Eftychia Papagianopoulou (Ευτυχία Παπαγιαννοπούλου; 1893 – 7 January 1972), better known simply as Eftychia, was a Greek lyricist.

==Biography==
She was born in Aydın near Smyrne (modern day İzmir) in Asia Minor, then ruled by the Ottoman Empire in 1893. She left İzmir in 1919 prior to the Greco-Turkish War. She emigrated to Greece and settled permanently in Athens.

She wrote the lyrics to many popular Greek songs, collaborating with composers like Vassilis Tsitsanis, Apostolos Kaldaras and Manos Hadjidakis; however, she did not achieve major fame until her death in 1972. Her great contribution to Greek music through her exceptional ability in lyricism was not broadly known and recognized, although many of the successful songs of the 1950s and 1960s had been written by her.

She died in 1972 in Athens.

==Legacy==
In 2002, a book published by lyricist and journalist Lefteris Papadopoulos, who was a friend of Eftychia during the last years of her life, helped to increase recognition for her work.
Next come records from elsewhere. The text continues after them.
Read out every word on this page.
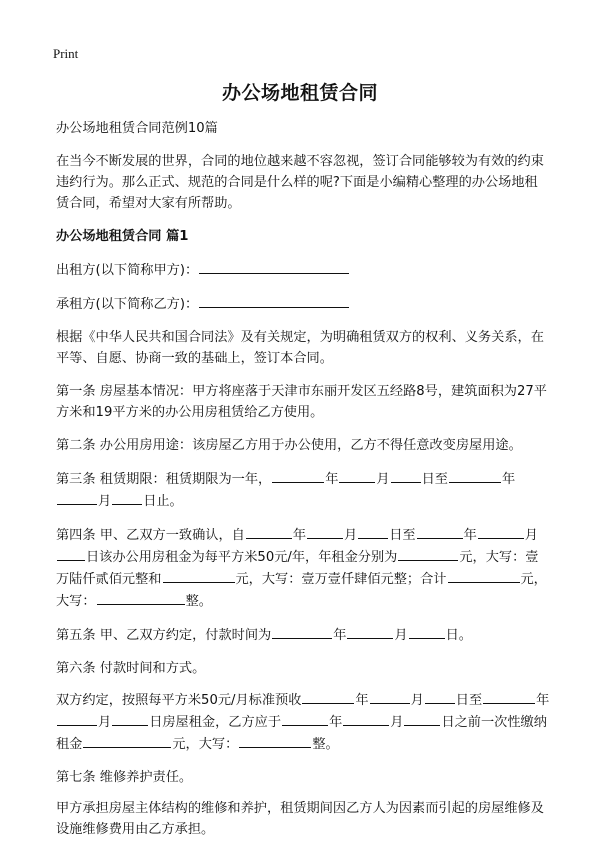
Print
办公场地租赁合同

办公场地租赁合同范例10篇

在当今不断发展的世界，合同的地位越来越不容忽视，签订合同能够较为有效的约束违约行为。那么正式、规范的合同是什么样的呢?下面是小编精心整理的办公场地租赁合同，希望对大家有所帮助。

办公场地租赁合同 篇1

出租方(以下简称甲方)：

承租方(以下简称乙方)：

根据《中华人民共和国合同法》及有关规定，为明确租赁双方的权利、义务关系，在平等、自愿、协商一致的基础上，签订本合同。

第一条 房屋基本情况：甲方将座落于天津市东丽开发区五经路8号，建筑面积为27平方米和19平方米的办公用房租赁给乙方使用。

第二条 办公用房用途：该房屋乙方用于办公使用，乙方不得任意改变房屋用途。

第三条 租赁期限：租赁期限为一年，	年	月 日至	年月 日止。

第四条 甲、乙双方一致确认，自	年	月 日至	年	月日该办公用房租金为每平方米50元/年，年租金分别为	元，大写：壹万陆仟贰佰元整和	元，大写：壹万壹仟肆佰元整；合计	元，大写：	整。

第五条 甲、乙双方约定，付款时间为	年	月	日。

第六条 付款时间和方式。

双方约定，按照每平方米50元/月标准预收	年	月 日至	年月	日房屋租金，乙方应于	年	月	日之前一次性缴纳租金	元，大写：	整。

第七条 维修养护责任。

甲方承担房屋主体结构的维修和养护，租赁期间因乙方人为因素而引起的房屋维修及设施维修费用由乙方承担。
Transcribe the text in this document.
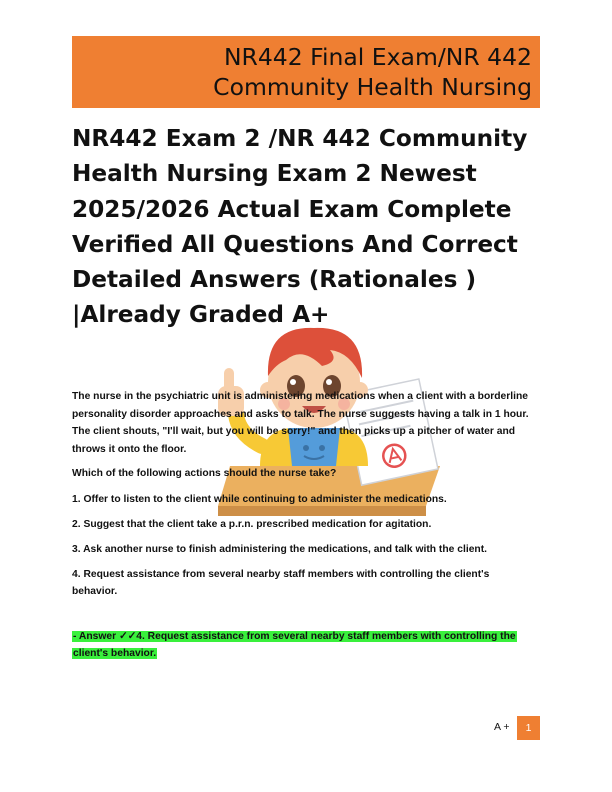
NR442 Final Exam/NR 442
Community Health Nursing
NR442 Exam 2 /NR 442 Community
Health Nursing Exam 2 Newest
2025/2026 Actual Exam Complete
Verified All Questions And Correct
Detailed Answers (Rationales )
|Already Graded A+

The nurse in the psychiatric unit is administering medications when a client with a borderline
personality disorder approaches and asks to talk. The nurse suggests having a talk in 1 hour.
The client shouts, "I'll wait, but you will be sorry!" and then picks up a pitcher of water and
throws it onto the floor.

Which of the following actions should the nurse take?
1. Offer to listen to the client while continuing to administer the medications.
2. Suggest that the client take a p.r.n. prescribed medication for agitation.
3. Ask another nurse to finish administering the medications, and talk with the client.
4. Request assistance from several nearby staff members with controlling the client's
behavior.
- Answer ✓✓4. Request assistance from several nearby staff members with controlling the
client's behavior.
A +	1
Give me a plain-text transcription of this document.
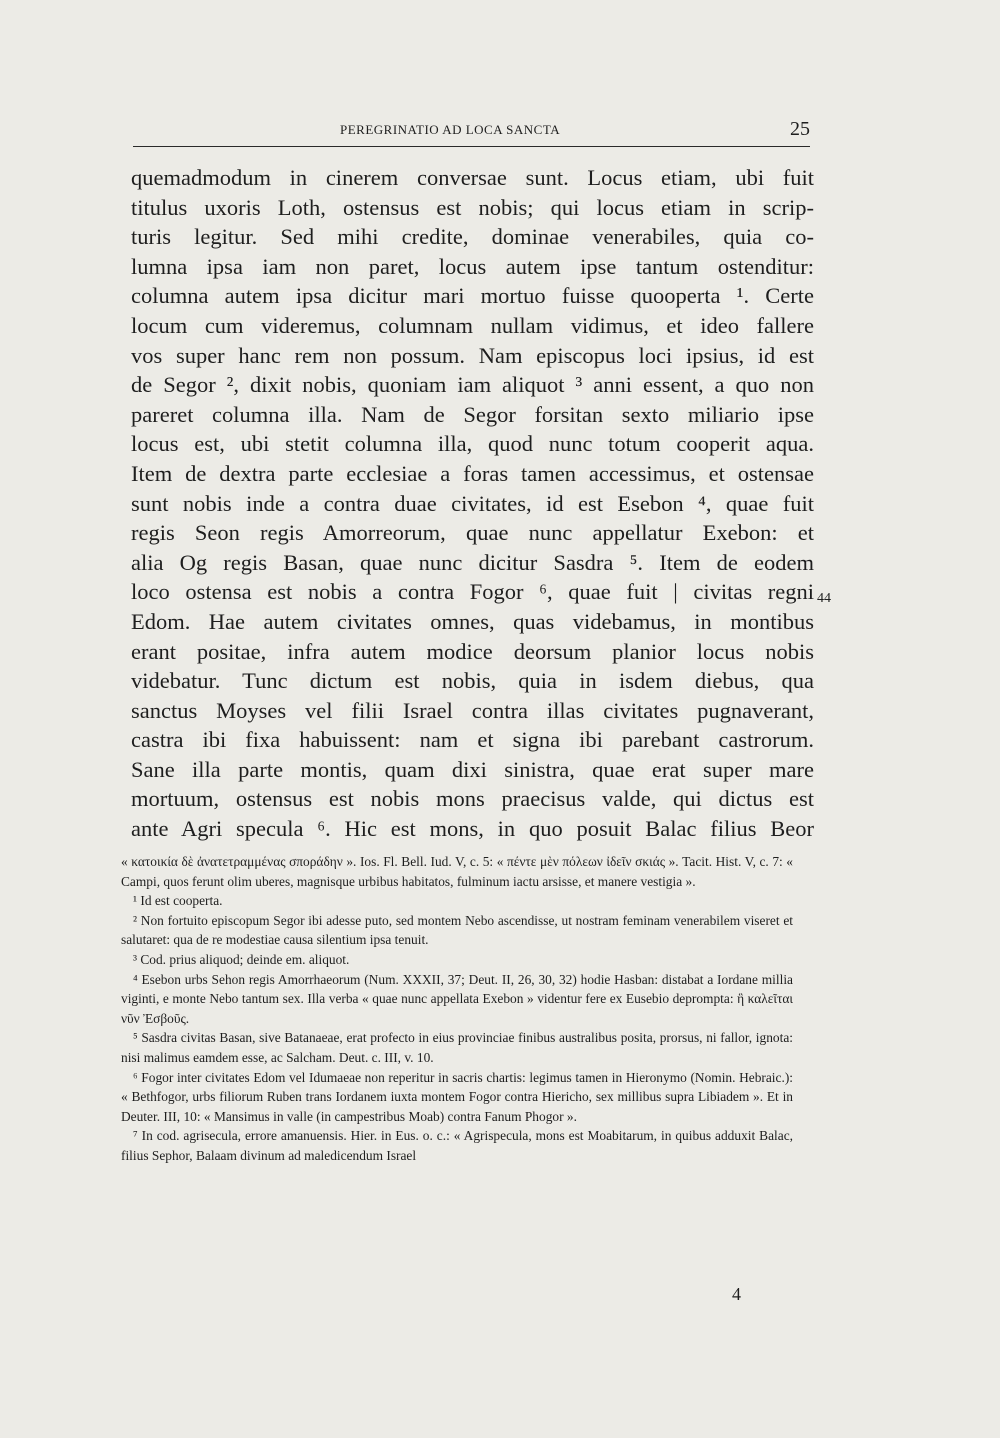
PEREGRINATIO AD LOCA SANCTA	25
quemadmodum in cinerem conversae sunt. Locus etiam, ubi fuit
titulus uxoris Loth, ostensus est nobis; qui locus etiam in scrip-
turis legitur. Sed mihi credite, dominae venerabiles, quia co-
lumna ipsa iam non paret, locus autem ipse tantum ostenditur:
columna autem ipsa dicitur mari mortuo fuisse quooperta ¹. Certe
locum cum videremus, columnam nullam vidimus, et ideo fallere
vos super hanc rem non possum. Nam episcopus loci ipsius, id est
de Segor ², dixit nobis, quoniam iam aliquot ³ anni essent, a quo non
pareret columna illa. Nam de Segor forsitan sexto miliario ipse
locus est, ubi stetit columna illa, quod nunc totum cooperit aqua.
Item de dextra parte ecclesiae a foras tamen accessimus, et ostensae
sunt nobis inde a contra duae civitates, id est Esebon ⁴, quae fuit
regis Seon regis Amorreorum, quae nunc appellatur Exebon: et
alia Og regis Basan, quae nunc dicitur Sasdra ⁵. Item de eodem
loco ostensa est nobis a contra Fogor ⁶, quae fuit | civitas regni
Edom. Hae autem civitates omnes, quas videbamus, in montibus
erant positae, infra autem modice deorsum planior locus nobis
videbatur. Tunc dictum est nobis, quia in isdem diebus, qua
sanctus Moyses vel filii Israel contra illas civitates pugnaverant,
castra ibi fixa habuissent: nam et signa ibi parebant castrorum.
Sane illa parte montis, quam dixi sinistra, quae erat super mare
mortuum, ostensus est nobis mons praecisus valde, qui dictus est
ante Agri specula ⁶. Hic est mons, in quo posuit Balac filius Beor
44

« κατοικία δὲ ἀνατετραμμένας σποράδην ». Ios. Fl. Bell. Iud. V, c. 5: « πέντε μὲν πόλεων ἰδεῖν σκιάς ». Tacit. Hist. V, c. 7: « Campi, quos ferunt olim uberes, magnisque urbibus habitatos, fulminum iactu arsisse, et manere vestigia ».

¹ Id est cooperta.

² Non fortuito episcopum Segor ibi adesse puto, sed montem Nebo ascendisse, ut nostram feminam venerabilem viseret et salutaret: qua de re modestiae causa silentium ipsa tenuit.

³ Cod. prius aliquod; deinde em. aliquot.

⁴ Esebon urbs Sehon regis Amorrhaeorum (Num. XXXII, 37; Deut. II, 26, 30, 32) hodie Hasban: distabat a Iordane millia viginti, e monte Nebo tantum sex. Illa verba « quae nunc appellata Exebon » videntur fere ex Eusebio deprompta: ἣ καλεῖται νῦν Ἐσβοῦς.

⁵ Sasdra civitas Basan, sive Batanaeae, erat profecto in eius provinciae finibus australibus posita, prorsus, ni fallor, ignota: nisi malimus eamdem esse, ac Salcham. Deut. c. III, v. 10.

⁶ Fogor inter civitates Edom vel Idumaeae non reperitur in sacris chartis: legimus tamen in Hieronymo (Nomin. Hebraic.): « Bethfogor, urbs filiorum Ruben trans Iordanem iuxta montem Fogor contra Hiericho, sex millibus supra Libiadem ». Et in Deuter. III, 10: « Mansimus in valle (in campestribus Moab) contra Fanum Phogor ».

⁷ In cod. agrisecula, errore amanuensis. Hier. in Eus. o. c.: « Agrispecula, mons est Moabitarum, in quibus adduxit Balac, filius Sephor, Balaam divinum ad maledicendum Israel

4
In 2019, her life was made into a film titled after her name (Eftychia) and directed by Angelos Frantzis.

==Compositions==
Many well-known songs have lyrics by Eftychia, including:
- Ta kavourakia (The little crabs), music: Vassilis Tsitsanis
- Dio portes echi i zoi (Life has two doors), music: Stelios Kazantzidis
- Ta alania (The gutter children), music: Vassilis Tsitsanis
- Ime aetos horis ftera (I am an eagle without wings), music: Manos Hadjidakis
- Pira ap ti nioti hromata (I took colours from youth), music: Apostolos Kaldaras
- Malamo, music: Stamatis Kraounakis
- Mi me paratas (Don't leave me), music: Apostolos Kaldaras
- An mou spasoun to bouzouki (If they break my bouzouki), music: George Zambetas
- Mantoubala, music: Stelios Kazantzidis

== Sources ==
- Lefteris Papadopoulos (2002), Ola ine ena psema, Kastaniotis Editions; Athens.